Shouldn’t weapon.type be hashed as well?

function hash(weapon::GameWeapon, h::UInt)
  return hash(hash(weapon.type,h), hash(weapon.damage, h))
end

There is AutoHashEquals.jl.

It is hashed, just not with h as seed but instead using the result of hash(weapon.damage, h) as the seed.

FWIW, AutoHashEquals.jl would define:

function Base.hash(g::GameWeapon, h::UInt)
    hash(g.type, hash(g.damage, hash(:GameWeapon, h)))
end
1 Like

Is writing it the way AutoHashEquals.jl does any better than what rdeits suggested? I’m not criticizing his answer, I just want a better understanding of which method is better.

Hashing the type too (the way AutoHashEquals does) is probably a good idea, since it will prevent hash collisions between two different structs that happen to have the same fields. On reflection, I’d probably recommend what @fredrikekre wrote over what I posted above.

Out of curiosity, is there anything wrong with the way I did the hash()? The part of recursive may have confused me.

I see the problem, just as you mentioned.

@enum WeaponType CloseRange Reloadable

struct GameWeapon
    damage::Int32
    type::WeaponType
end

struct Weapon
    damage::Int32
    type::WeaponType
end
standard_sword = GameWeapon(25,CloseRange)
println(hash(standard_sword))

standard_sword = Weapon(25,CloseRange)
println(hash(standard_sword))

Both of these produce the same hash code. Given that they’re different struct’s they should produce different hash codes, correct?

1 Like

Not necessarily, it just decreases the risk of hash collisions. Even though they have the same hash you can use both as separate keys in Dict for example

julia> g1 = GameWeapon(25,CloseRange);

julia> g2 = Weapon(25,CloseRange);

julia> hash(g1)
0x4f2c71de34f6c410

julia> hash(g2)
0x4f2c71de34f6c410

julia> d = Dict();

julia> d[g1] = "g1";

julia> d[g2]
ERROR: KeyError: key Weapon(25, CloseRange) not found

julia> d[g2] = "g2";

julia> d
Dict{Any, Any} with 2 entries:
  GameWeapon(25, CloseRange) => "g1"
  Weapon(25, CloseRange)     => "g2"

There is also for example

julia> hash(1)
0x5bca7c69b794f8ce

julia> hash(1.0)
0x5bca7c69b794f8ce

although this is an Int and a Float64. However, in this case you can’t have them as two keys in a Dict which is a bit weird, not sure what is up with that.

julia> d = Dict();

julia> d[1] = "Int"
"Int"

julia> d[1.0]  # !!!
"Int"
1 Like

Ah! Thanks for the explanation.

My problem here is that I was confused about this part:

New types should implement the 2-argument form, typically by calling the 2-argument hash method
recursively in order to mix hashes of the contents with each other (and with h ).

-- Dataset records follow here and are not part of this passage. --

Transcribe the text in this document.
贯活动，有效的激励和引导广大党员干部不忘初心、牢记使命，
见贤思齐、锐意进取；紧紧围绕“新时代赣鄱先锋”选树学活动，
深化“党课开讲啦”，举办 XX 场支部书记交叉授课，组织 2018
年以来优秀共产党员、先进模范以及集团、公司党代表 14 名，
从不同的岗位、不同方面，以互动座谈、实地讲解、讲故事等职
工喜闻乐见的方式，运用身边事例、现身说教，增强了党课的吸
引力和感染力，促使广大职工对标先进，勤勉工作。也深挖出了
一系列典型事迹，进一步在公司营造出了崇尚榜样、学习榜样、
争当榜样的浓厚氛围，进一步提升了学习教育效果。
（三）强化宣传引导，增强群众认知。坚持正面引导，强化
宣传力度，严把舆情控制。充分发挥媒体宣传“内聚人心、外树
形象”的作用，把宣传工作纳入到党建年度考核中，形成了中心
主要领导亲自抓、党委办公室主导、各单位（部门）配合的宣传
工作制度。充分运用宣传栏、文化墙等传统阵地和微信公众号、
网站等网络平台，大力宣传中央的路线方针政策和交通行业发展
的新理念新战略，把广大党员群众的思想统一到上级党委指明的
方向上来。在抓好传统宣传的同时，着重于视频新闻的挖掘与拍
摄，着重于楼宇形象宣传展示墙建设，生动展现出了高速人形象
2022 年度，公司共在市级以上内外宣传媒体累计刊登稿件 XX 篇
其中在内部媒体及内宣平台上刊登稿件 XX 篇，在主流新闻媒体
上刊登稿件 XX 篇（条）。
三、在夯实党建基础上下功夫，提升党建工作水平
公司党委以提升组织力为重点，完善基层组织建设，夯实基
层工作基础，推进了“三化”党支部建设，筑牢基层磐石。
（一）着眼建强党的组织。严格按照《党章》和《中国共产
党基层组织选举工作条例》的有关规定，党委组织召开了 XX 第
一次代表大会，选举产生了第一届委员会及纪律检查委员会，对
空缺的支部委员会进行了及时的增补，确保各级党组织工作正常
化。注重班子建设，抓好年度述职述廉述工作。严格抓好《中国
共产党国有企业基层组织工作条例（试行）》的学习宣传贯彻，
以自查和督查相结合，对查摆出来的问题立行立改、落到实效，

I don’t mind using AutoHashEquals.jl, but I would like to understand for myself how to properly implement Base.hash() according to the documentation.

The part I misunderstood was the recursive.

It seems to produce a unique hash, AutoHashEquals.jl combines the struct name as a symbol along with the required fields, correct?

1 Like

It would be great to add an example to make this clear then, do you want to contribute with that? Here is the docstring.


Yes, but there is still no guarante it will be a unique value, e.g.

module A
struct Foo
    x::Int
end
end

module B
struct Foo
    x::Int
end
end

would give the same hash for A.Foo(1) and B.Foo(1). I don’t think it matters that much though.

It’s funny you mention that, because I suggested it a few months ago :smiley: .

I’m still learning so I don’t think that I’d be able to produce an accurate example. Perhaps someone with deep knowledge of Julia might update the documentation.